If you know a number is going to be wrong, why report it at all? That's a question central to labor coverage these days.
If you have more than a passing interest in the economic and labor picture, you know the Big Kahuna numbers everyone concentrates on are tomorrow's payroll growth and unemployment rate tally from the federal government.
You also probably know that everyone tries to guess what it will be. As part of that exercise, a lot of other data tallies get bandied about, like that of Automatic Data Processing. That outfit processes payrolls for roughly 430,000 businesses. That should be a statistically significant enough sample to be a good indicator of what the government's overall number will be.

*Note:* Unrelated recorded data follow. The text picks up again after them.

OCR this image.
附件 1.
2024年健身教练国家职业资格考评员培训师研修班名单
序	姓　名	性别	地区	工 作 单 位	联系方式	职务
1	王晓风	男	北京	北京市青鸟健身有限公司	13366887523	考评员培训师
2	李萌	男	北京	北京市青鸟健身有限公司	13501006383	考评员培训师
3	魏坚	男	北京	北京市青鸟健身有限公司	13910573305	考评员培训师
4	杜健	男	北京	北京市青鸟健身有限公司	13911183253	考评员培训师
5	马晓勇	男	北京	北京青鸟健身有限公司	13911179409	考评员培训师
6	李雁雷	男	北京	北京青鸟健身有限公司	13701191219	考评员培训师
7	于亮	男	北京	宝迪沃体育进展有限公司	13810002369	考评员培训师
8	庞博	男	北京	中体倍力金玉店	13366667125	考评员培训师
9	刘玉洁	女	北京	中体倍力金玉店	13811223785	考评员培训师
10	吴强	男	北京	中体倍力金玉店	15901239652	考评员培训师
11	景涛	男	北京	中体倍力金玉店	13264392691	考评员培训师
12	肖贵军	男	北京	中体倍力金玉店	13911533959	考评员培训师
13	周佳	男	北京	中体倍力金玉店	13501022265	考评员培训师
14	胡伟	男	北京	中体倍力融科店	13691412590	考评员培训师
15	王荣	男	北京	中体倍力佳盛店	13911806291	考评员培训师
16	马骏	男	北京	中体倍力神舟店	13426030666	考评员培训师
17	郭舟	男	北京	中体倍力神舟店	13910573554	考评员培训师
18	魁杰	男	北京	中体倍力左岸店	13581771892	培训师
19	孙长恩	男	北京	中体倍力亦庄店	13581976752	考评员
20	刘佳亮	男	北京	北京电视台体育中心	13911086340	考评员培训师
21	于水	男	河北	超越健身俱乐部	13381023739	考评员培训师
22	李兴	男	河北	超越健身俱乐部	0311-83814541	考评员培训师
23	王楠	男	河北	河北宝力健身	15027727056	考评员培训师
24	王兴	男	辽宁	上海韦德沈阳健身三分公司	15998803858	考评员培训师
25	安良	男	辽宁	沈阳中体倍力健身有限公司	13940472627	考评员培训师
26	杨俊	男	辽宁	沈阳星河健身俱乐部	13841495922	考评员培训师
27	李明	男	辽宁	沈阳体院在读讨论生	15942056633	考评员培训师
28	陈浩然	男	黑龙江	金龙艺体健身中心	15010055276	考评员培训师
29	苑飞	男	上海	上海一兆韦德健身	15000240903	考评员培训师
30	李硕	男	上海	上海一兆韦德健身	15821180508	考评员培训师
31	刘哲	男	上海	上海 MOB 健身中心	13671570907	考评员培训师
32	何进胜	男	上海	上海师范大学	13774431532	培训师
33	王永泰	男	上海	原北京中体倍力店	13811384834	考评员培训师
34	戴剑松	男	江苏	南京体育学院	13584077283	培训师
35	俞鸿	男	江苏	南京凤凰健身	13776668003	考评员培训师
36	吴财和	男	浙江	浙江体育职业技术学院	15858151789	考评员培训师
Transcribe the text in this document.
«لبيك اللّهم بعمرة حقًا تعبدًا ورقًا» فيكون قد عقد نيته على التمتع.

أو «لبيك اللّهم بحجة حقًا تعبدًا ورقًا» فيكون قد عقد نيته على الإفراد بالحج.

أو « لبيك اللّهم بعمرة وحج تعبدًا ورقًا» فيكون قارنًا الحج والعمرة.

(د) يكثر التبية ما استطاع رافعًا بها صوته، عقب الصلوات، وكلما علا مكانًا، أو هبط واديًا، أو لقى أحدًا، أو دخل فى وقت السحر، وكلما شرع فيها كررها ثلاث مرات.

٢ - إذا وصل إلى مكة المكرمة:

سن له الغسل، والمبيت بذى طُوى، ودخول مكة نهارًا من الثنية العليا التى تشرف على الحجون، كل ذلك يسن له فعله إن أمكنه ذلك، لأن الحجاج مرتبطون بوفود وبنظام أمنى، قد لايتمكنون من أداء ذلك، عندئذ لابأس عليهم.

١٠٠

But it's not ... at least it hasn't been for the last six months or so. Nomura Securities estimates the ADP number has been on average about 94,000 more negative than the government number. There may be a variety of reasons for that ... the numbers count different segments, are subject to different revisions ... heck it could be the government number, not the ADP number, is wrong. Whatever, let the economists duke it out.
Let's look at it this way. Plenty of golfers know they typically hook fifty yards or so on a drive off the tee. And so they compensate by aiming for a spot fifty yards off the pin. So you know ADP is off to the negative ... 84,000 this time around. As a result you can probably predict the payroll pin is more to the upside, like a lot of econo-pronosticators are saying?
That makes the number worth reporting.